Bitcoin mutual funds: There are Bitcoin ETFs and Bitcoin mutual funds to pick from, as well as Bitcoin ETFs that track Bitcoin.
Blockchain stocks or exchange-traded funds (ETFs): You can also invest in cryptocurrency indirectly through blockchain companies that specialize in the technology that underpins cryptocurrency and cryptocurrency transactions.
Alternatively, you might invest in stocks or exchange-traded funds (ETFs) of companies that are utilizing blockchain technology.
The ideal investment option for you will be determined by your investment objectives as well as your risk tolerance.
What is the best way to keep cryptocurrency?
Once you have purchased bitcoin, you must store it securely in order to prevent it from being compromised or stolen.
Bitcoin and other cryptocurrencies are typically housed in crypto wallets, which are either physical hardware or online software that are used to hold the private keys to your digital assets in a secure manner.
Some exchanges offer wallet services, making it simple for you to store your funds directly on the exchange’s site. Not all exchanges or brokers, on the other hand, will automatically give you wallet services.
There are a variety of wallet providers from which to pick. The terms “hot wallet” and “cold wallet” are used to describe two different types of wallets:
Hot Wallets: Using “hot wallets” to store your cryptographic assets refers to storing your private keys in a digital format that is accessible only through internet applications.

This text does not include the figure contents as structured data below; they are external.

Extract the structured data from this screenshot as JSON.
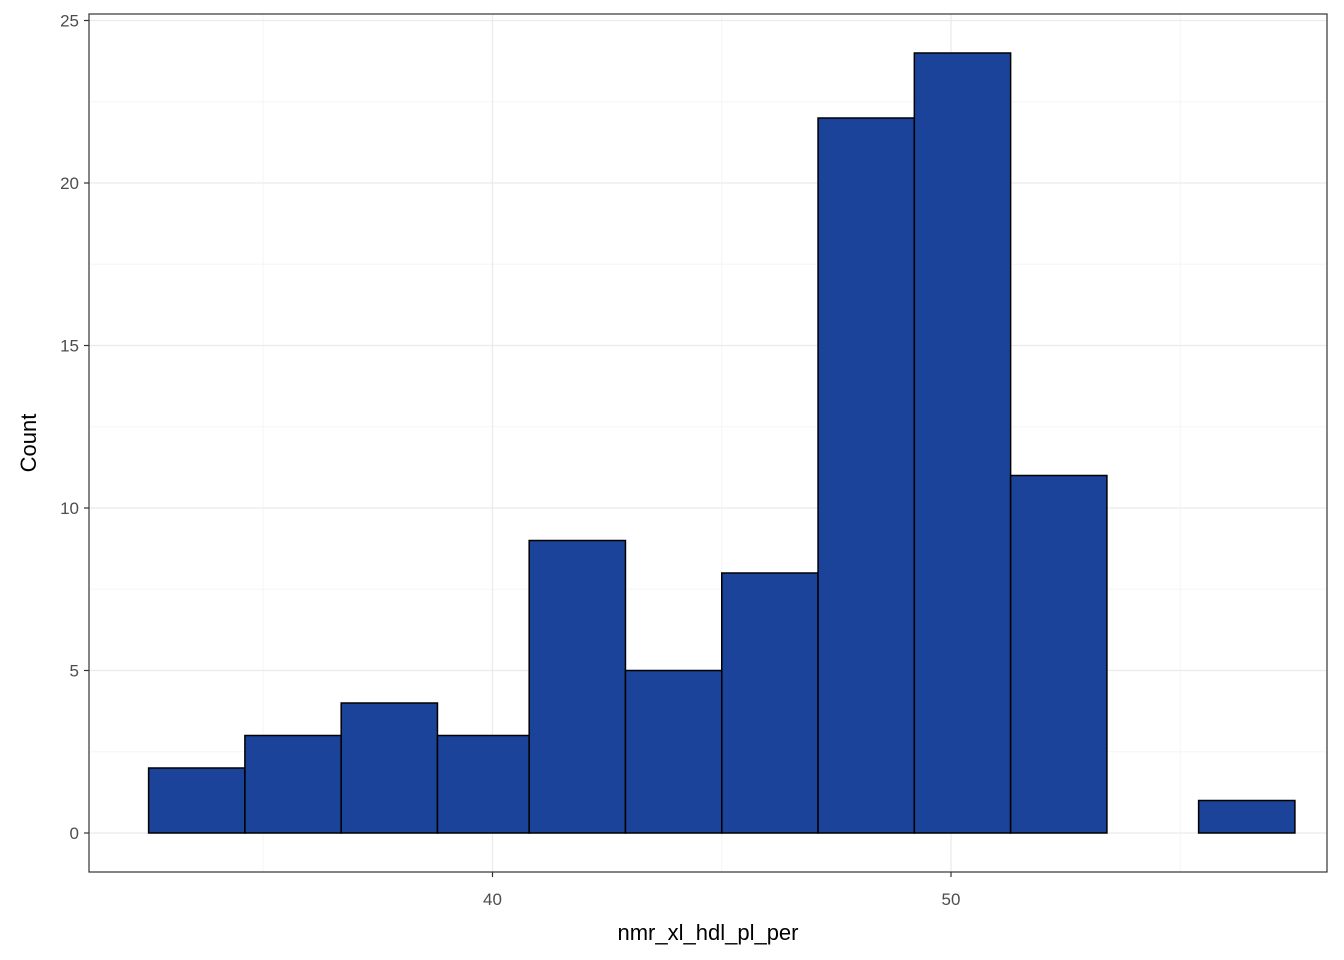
{
  "chart_data": {
    "type": "histogram",
    "xlabel": "nmr_xl_hdl_pl_per",
    "ylabel": "Count",
    "xlim": [
      31.2,
      58.2
    ],
    "ylim": [
      -1.2,
      25.2
    ],
    "x_ticks": [
      40,
      50
    ],
    "y_ticks": [
      0,
      5,
      10,
      15,
      20,
      25
    ],
    "grid": true,
    "bins": [
      {
        "x0": 32.5,
        "x1": 34.6,
        "count": 2
      },
      {
        "x0": 34.6,
        "x1": 36.7,
        "count": 3
      },
      {
        "x0": 36.7,
        "x1": 38.8,
        "count": 4
      },
      {
        "x0": 38.8,
        "x1": 40.8,
        "count": 3
      },
      {
        "x0": 40.8,
        "x1": 42.9,
        "count": 9
      },
      {
        "x0": 42.9,
        "x1": 45.0,
        "count": 5
      },
      {
        "x0": 45.0,
        "x1": 47.1,
        "count": 8
      },
      {
        "x0": 47.1,
        "x1": 49.2,
        "count": 22
      },
      {
        "x0": 49.2,
        "x1": 51.3,
        "count": 24
      },
      {
        "x0": 51.3,
        "x1": 53.4,
        "count": 11
      },
      {
        "x0": 53.4,
        "x1": 55.4,
        "count": 0
      },
      {
        "x0": 55.4,
        "x1": 57.5,
        "count": 1
      }
    ],
    "colors": {
      "bar_fill": "#1a4399",
      "bar_stroke": "#000000",
      "grid_major": "#ebebeb",
      "grid_minor": "#f5f5f5",
      "panel_border": "#333333"
    }
  }
}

Storage with a cold wallet: Unlike hot wallets, cold wallets (also known as hardware wallets) rely on offline electronic equipment to store your private keys in a safe and secure manner. Generally speaking, cold wallets charge fees, but hot wallets do not charge fees.
Merits and Demerits of Investing in Cryptocurrency
Merits | Demerits |
Potential for high returns | Volatility risk |
Offers diversification | It may be hard to understand |
No benchmark for valuation | |
Open scams and fraud |
What Are Cryptocurrencies? (Summary)
A cryptocurrency (also known as a “crypto”) is a digital asset that may be traded and transferred without the need for a central monetary authority such as a government or a financial institution.

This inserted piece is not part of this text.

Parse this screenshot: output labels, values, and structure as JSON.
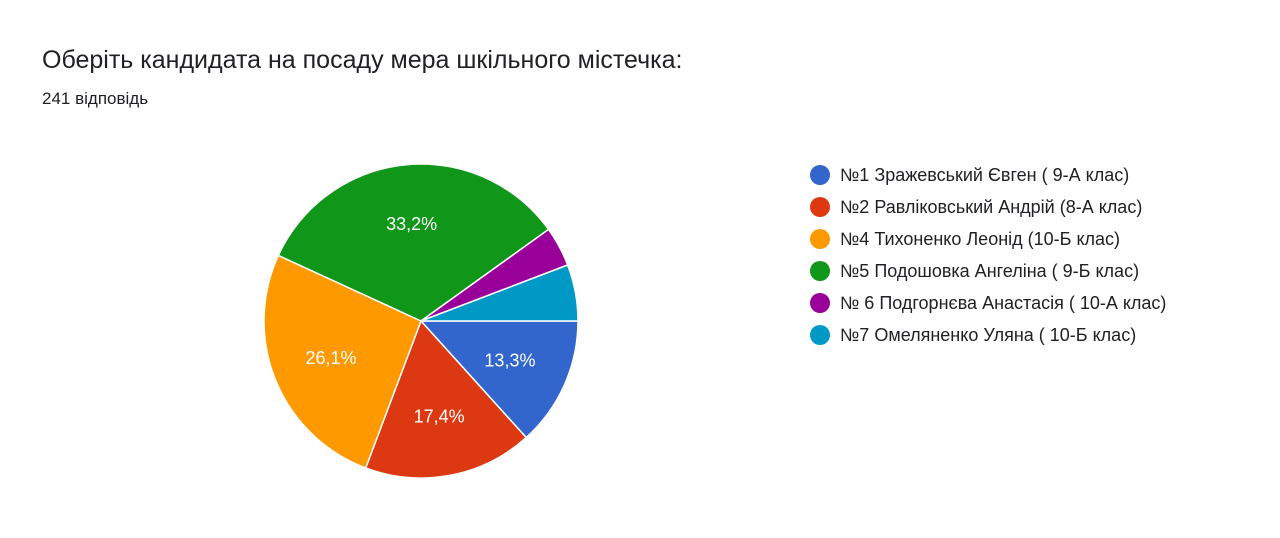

As opposed to fiat money, cryptocurrencies are created through the use of cryptographic processes that allow anyone to purchase, sell, and trade them with confidence.
The use of cryptocurrencies for transactional purposes is becoming increasingly popular, with many financial services firms already embracing them.
They may appear to provide the prospect of high returns, but a number of characteristics make them a risky financial investment.